The emergence of new virus variants made governments to take a more risk-averse approach, indicating a more challenging year ahead.
Governments reacted strongly by imposing new travel restrictions, and forward travel bookings have been falling sharply since late-December.
With the Covid-19 vaccination programmes being rolled out in many developed countries, industry captains now expect a steeper recovery of passenger demand to start in Q3, 2021.
“We need to get borders safely re-opened without quarantine so that people will fly again. Where barriers have been removed, travel rebounded. And with airlines expected to bleed cash at least until the fourth quarter of 2021 there is no time to lose,” said Alexandre de Juniac, IATA’s Director General and CEO.
The Covid-19 crisis challenged the industry for its very survival in 2020. In the face of a half trillion-dollar revenue drop (from $838bn in 2019 to $328bn) airlines cut costs by $365bn (from $795bn in 2019 to $430bn in 2020).
“The history books will record 2020 as the industry’s worst financial year, bar none. Airlines cut expenses by an average of a billion dollars a day over 2020 and will still rack-up unprecedented losses. Were it not for the $173bn in financial support by governments we would have seen bankruptcies on a massive scale,” said de Juniac.
On the assumption that there is some opening of borders by mid-2021 (either through testing or growing availability of a vaccine), overall revenues are expected to grow to $459bn ($131bn improvement on 2020, but still 45% below the $838bn achieved in 2019), IATA noted.
In comparison, costs are only expected to rise by $61bn, delivering overall improved financial performance. Airlines will still lose, however, $13.78 for each passenger carried. By the end of 2021 stronger revenues will improve the situation, but the first half of next year still looks extremely challenging.
Passenger numbers are expected to grow to 2.8bn in 2021. That would be a billion more travellers than in 2020, but still 1.7bn travellers short of 2019 performance.
Passenger yields are expected to be flat and the load factor may improve to 72.7% (an improvement on the 65.5% expected for 2020, but still well below the 82.5% achieved in 2019).
The cargo side of the business is expected to continue with strong performance. Improved business confidence and the important role that air cargo should play in vaccine distribution is expected to see cargo volumes grow to 61.2mn tonnes (up from 54.2mn tonnes in 2020 and essentially matching the 61.3mn tonnes carried in 2019).
A continued capacity crunch due to the slow reintroduction of belly capacity from passenger services combined with a higher proportion of time and temperature sensitive cargo (vaccines) will see a further 5% increase in yields. This will contribute to strong performance in cargo revenues which are expected to grow to a historic high of $139.8bn.

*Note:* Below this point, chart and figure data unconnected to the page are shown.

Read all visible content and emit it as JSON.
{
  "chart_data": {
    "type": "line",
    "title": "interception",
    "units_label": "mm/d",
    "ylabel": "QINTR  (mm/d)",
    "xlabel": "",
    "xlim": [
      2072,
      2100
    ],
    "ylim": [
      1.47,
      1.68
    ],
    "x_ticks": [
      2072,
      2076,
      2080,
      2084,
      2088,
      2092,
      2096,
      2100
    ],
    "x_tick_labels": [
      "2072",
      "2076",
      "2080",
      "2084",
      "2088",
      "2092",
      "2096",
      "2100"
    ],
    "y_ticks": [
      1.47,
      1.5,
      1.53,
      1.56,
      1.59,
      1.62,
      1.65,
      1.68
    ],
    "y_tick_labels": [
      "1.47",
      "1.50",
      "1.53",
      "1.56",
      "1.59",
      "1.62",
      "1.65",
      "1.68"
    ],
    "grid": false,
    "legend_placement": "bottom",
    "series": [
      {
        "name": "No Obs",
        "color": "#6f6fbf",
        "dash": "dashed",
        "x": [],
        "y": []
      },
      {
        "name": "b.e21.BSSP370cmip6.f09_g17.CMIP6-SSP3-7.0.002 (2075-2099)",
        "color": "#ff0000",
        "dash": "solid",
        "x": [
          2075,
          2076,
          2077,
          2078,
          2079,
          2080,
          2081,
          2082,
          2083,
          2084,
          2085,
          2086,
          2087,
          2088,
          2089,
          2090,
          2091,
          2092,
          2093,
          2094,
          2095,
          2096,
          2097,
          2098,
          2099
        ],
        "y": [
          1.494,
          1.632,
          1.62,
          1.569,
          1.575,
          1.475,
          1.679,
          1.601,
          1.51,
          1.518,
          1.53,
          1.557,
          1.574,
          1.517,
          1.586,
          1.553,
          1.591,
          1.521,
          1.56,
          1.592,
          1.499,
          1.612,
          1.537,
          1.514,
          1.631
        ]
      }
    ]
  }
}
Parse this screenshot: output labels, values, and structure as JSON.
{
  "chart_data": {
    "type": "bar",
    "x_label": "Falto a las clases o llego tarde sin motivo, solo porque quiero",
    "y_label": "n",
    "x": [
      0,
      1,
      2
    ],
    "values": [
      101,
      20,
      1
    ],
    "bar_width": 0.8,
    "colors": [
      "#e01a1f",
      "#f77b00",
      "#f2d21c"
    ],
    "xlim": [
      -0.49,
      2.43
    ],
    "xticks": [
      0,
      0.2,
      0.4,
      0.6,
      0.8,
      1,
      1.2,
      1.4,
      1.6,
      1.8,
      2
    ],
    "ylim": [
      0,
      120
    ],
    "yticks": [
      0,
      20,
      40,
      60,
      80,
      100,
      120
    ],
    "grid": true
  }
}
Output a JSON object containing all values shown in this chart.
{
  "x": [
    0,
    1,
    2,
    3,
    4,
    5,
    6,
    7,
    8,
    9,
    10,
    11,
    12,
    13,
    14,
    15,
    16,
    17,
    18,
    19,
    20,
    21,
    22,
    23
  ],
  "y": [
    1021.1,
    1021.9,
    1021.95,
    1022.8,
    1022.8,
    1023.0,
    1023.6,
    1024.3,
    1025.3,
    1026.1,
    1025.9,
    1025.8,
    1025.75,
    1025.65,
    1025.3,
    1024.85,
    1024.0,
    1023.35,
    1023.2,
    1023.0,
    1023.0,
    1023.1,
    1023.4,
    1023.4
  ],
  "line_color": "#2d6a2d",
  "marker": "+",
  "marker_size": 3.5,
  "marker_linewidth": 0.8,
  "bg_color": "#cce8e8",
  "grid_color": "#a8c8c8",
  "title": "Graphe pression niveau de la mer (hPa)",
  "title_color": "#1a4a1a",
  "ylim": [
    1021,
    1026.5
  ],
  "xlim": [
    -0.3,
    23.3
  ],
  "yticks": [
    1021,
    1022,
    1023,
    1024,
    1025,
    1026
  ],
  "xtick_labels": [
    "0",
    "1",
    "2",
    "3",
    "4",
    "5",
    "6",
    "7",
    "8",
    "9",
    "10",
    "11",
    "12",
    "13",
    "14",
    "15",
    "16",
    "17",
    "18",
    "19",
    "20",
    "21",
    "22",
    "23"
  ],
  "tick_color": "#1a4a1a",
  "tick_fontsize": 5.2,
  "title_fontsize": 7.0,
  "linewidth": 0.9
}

Clearly, the nightmare year of 2020 brought the airline industry’s first decade of sustained profitability to a shuddering halt.
While the industry will see improved performance in 2021 compared to 2020, the road to recovery may be long and difficult.
But the good news is the thirst for the freedom to fly has not been overcome by the current unprecedented global crisis.
*Pratap John is Business Editor at Gulf Times.